Die Performances im Rahmen des Zurich Art Weekends nutzen auf ihre Art den Raum und die Interaktion mit dem Publikum, um tiefere Fragen der Identität, Kultur und gesellschaftlichen Normen zu stellen. Sie fordern die Zuschauer auf, über ihre eigene Rolle in diesen Dynamiken nachzudenken. Durch die direkte und explizite Natur dieses künstlerischen Ausdrucks werden komplexe Konzepte kommuniziert, um den kritischen Blick auf gesellschaftliche Normen zu sensibilisieren.
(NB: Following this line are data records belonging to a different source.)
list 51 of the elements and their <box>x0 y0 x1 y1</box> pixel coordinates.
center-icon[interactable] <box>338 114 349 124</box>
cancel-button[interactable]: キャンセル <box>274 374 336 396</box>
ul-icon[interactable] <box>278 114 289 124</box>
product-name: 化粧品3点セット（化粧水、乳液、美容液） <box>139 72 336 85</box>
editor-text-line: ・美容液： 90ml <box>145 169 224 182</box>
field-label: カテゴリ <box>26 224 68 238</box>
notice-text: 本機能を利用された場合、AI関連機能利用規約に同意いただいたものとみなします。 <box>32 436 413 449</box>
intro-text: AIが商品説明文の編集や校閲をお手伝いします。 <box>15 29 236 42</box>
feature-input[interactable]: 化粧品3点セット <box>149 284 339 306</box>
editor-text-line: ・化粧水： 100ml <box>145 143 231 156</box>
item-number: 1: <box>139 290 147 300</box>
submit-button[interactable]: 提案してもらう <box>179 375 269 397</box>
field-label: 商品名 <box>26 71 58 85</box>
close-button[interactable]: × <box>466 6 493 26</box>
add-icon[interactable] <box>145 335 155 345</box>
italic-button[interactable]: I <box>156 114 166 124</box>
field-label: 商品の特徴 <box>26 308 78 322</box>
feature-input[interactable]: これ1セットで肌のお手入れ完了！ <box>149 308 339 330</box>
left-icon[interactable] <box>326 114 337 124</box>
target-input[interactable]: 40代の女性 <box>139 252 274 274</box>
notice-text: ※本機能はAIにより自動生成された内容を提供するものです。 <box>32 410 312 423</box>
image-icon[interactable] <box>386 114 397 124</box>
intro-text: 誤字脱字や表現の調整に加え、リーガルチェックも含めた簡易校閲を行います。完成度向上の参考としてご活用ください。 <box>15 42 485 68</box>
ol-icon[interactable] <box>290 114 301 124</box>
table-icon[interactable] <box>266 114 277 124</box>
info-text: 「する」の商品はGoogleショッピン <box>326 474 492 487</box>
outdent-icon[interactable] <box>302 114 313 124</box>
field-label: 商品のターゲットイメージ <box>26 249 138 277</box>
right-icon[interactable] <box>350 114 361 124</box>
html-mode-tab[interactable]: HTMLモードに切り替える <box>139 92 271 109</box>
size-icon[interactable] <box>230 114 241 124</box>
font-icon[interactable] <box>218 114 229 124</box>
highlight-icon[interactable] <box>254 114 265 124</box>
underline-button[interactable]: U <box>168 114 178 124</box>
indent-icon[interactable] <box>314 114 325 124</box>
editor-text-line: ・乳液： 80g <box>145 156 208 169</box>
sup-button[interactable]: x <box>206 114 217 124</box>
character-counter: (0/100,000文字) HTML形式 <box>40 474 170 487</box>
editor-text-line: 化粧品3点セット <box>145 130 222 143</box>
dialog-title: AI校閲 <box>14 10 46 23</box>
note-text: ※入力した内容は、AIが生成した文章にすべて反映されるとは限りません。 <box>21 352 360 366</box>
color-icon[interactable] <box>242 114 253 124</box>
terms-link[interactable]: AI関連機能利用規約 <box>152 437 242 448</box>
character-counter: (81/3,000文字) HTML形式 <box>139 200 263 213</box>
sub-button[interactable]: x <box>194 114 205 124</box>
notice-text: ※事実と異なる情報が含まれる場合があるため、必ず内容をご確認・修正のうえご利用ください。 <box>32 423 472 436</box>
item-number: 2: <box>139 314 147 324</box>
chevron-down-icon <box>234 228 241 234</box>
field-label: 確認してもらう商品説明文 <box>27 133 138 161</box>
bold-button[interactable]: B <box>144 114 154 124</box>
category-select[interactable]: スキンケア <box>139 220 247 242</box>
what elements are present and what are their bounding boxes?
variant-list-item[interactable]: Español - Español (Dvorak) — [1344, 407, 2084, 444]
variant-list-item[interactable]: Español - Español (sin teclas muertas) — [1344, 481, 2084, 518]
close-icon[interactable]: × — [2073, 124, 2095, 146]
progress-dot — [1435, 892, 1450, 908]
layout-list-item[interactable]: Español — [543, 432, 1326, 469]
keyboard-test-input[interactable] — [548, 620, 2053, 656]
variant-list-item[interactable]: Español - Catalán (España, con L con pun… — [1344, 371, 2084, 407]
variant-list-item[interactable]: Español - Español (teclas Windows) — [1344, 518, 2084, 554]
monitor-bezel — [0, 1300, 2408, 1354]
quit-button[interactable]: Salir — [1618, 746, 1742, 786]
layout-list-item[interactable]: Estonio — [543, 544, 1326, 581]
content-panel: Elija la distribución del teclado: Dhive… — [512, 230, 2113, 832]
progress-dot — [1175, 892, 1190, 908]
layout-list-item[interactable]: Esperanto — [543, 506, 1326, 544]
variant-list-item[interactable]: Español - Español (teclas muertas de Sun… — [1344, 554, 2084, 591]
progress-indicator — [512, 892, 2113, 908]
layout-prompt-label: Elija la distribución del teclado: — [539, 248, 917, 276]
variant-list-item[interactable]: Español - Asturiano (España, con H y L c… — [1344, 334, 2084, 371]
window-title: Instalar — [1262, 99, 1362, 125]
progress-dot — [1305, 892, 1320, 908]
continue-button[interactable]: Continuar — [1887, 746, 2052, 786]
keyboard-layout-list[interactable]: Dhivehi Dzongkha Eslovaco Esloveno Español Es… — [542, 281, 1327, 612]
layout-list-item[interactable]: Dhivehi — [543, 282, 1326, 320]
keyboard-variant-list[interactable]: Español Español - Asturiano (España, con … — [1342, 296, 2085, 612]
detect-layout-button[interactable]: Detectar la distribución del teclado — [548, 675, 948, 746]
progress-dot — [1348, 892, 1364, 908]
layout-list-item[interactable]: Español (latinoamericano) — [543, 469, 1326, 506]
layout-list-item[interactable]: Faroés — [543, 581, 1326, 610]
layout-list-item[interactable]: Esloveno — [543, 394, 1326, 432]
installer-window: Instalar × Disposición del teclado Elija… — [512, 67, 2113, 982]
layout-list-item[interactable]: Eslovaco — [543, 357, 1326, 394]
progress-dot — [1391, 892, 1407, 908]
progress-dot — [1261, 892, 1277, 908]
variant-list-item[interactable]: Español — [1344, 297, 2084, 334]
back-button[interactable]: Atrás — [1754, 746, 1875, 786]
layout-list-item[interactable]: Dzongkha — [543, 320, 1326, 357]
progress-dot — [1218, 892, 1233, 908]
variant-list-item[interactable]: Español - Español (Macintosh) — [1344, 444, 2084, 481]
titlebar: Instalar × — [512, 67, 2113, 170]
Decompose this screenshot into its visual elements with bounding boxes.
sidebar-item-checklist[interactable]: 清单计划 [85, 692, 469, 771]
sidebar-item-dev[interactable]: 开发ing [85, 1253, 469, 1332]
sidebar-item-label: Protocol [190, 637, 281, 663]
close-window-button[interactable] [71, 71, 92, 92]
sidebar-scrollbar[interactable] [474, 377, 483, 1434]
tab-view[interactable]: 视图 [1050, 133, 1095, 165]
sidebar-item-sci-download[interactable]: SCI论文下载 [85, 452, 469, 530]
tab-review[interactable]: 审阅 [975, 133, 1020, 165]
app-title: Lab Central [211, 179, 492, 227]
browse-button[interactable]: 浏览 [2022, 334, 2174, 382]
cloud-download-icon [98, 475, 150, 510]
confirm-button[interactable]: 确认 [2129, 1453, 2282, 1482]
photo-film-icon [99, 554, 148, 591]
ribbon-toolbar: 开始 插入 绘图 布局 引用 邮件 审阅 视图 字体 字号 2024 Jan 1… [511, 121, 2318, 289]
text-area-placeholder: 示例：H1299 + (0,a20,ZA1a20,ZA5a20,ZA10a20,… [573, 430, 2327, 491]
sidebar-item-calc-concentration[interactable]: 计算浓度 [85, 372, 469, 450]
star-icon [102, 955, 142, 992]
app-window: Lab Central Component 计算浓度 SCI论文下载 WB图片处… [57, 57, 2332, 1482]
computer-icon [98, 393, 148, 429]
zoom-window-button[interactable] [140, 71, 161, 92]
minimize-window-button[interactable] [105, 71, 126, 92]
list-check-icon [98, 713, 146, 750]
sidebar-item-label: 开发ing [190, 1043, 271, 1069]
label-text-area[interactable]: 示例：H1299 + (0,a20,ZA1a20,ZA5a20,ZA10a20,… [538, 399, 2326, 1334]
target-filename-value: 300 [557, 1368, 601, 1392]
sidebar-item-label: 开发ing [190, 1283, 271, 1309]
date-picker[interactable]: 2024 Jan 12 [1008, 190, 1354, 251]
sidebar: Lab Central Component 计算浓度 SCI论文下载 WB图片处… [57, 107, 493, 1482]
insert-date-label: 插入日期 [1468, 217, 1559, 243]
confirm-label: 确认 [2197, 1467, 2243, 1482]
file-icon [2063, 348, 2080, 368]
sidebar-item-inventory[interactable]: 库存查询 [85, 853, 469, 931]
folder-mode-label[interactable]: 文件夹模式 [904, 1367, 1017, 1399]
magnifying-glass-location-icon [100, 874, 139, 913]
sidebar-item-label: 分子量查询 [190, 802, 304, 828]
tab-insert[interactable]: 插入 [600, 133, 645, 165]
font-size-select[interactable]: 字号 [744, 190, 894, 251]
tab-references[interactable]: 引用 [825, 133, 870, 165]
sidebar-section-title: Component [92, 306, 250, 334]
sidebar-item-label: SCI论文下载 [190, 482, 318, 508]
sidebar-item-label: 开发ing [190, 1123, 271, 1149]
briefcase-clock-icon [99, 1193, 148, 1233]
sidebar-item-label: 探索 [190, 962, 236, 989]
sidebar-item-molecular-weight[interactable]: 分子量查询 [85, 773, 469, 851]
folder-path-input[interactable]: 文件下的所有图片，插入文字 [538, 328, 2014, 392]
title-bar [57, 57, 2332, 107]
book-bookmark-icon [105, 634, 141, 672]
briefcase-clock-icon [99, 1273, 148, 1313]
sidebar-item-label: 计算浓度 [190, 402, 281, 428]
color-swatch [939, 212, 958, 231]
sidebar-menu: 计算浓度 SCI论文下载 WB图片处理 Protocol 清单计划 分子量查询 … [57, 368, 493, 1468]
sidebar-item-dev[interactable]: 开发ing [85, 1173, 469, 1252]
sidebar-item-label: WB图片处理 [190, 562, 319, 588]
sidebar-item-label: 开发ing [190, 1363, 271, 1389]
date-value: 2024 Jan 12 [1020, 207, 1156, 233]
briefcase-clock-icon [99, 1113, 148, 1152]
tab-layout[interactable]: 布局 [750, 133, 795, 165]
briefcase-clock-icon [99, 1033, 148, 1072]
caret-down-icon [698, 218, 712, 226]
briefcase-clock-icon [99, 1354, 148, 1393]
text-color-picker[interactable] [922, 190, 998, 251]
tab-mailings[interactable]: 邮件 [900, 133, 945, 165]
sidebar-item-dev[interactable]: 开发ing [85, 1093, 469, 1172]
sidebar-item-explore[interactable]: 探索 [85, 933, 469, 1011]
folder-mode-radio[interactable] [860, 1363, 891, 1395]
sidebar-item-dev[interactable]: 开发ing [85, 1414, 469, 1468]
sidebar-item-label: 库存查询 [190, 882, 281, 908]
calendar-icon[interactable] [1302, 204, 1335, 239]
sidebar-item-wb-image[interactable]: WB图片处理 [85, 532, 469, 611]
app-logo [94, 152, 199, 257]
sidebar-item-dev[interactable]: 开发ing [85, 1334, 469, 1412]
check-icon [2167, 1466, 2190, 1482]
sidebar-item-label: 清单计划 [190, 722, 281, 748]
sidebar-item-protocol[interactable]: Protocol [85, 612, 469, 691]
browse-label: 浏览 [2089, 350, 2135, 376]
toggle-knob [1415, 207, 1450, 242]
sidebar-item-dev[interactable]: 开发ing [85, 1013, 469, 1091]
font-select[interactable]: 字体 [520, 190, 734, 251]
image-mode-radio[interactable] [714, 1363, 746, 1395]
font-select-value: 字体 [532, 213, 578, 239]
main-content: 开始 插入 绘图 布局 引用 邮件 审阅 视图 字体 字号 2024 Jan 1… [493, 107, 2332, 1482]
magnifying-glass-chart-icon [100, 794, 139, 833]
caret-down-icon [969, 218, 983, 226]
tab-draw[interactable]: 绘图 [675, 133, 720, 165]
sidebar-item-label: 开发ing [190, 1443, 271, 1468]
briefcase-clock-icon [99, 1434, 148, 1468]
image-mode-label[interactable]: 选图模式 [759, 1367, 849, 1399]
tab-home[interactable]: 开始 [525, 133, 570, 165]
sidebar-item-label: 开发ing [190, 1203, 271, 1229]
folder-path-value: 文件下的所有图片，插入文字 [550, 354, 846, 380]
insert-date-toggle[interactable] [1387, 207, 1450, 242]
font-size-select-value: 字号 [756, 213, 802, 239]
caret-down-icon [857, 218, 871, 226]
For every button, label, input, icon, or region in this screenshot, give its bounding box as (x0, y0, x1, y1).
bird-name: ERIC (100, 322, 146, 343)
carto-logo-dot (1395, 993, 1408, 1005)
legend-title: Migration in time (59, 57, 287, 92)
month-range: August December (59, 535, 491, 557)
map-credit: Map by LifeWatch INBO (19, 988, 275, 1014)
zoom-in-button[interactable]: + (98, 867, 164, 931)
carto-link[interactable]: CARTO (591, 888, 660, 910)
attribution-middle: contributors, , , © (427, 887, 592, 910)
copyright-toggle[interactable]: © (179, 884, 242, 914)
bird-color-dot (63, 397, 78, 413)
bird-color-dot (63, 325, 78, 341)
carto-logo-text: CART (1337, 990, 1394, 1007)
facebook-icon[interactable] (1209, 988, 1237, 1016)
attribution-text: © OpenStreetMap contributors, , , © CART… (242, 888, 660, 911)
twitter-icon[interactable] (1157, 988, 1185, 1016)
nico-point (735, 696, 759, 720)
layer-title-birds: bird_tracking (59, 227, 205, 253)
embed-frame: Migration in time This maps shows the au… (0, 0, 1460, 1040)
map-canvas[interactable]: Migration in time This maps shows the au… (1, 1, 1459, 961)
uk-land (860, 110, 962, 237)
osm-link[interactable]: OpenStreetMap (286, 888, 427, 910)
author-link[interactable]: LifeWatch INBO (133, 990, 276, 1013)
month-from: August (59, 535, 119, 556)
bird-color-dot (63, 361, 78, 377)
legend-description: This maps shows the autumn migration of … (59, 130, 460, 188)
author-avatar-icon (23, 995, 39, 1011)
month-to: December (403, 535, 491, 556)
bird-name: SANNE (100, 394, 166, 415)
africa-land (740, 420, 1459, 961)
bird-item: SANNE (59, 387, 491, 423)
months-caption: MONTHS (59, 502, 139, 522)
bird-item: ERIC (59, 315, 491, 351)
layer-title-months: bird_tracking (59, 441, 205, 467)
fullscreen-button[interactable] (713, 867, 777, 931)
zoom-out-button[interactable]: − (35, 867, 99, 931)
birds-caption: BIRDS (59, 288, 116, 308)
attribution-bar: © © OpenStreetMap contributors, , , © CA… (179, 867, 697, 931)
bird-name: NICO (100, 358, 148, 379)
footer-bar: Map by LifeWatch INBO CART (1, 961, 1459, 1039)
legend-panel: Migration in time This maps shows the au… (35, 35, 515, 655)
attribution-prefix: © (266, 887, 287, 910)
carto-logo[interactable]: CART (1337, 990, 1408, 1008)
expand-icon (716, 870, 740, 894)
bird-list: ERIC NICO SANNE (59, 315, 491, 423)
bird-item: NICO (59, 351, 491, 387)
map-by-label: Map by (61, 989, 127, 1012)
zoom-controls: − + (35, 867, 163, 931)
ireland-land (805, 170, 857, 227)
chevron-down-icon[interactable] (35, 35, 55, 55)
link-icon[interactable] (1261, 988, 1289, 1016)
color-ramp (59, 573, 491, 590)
Und es wird marginalisierten Stimmen Raum gegeben, um bisher unerzählte Geschichten zu erzählen.
Veranstaltung:
Zurich Art Weekend 2024
Das Kunsthaus nimmt dieses Jahr die Rolle einer Drehscheibe des «ZAW» ein und hält ein spannendes Programm für die Besucher/innen bereit.
Öffnungszeiten
- Freitag, 7. Juni 2024: 11:00 – 21:00 (ZAW Spätabend)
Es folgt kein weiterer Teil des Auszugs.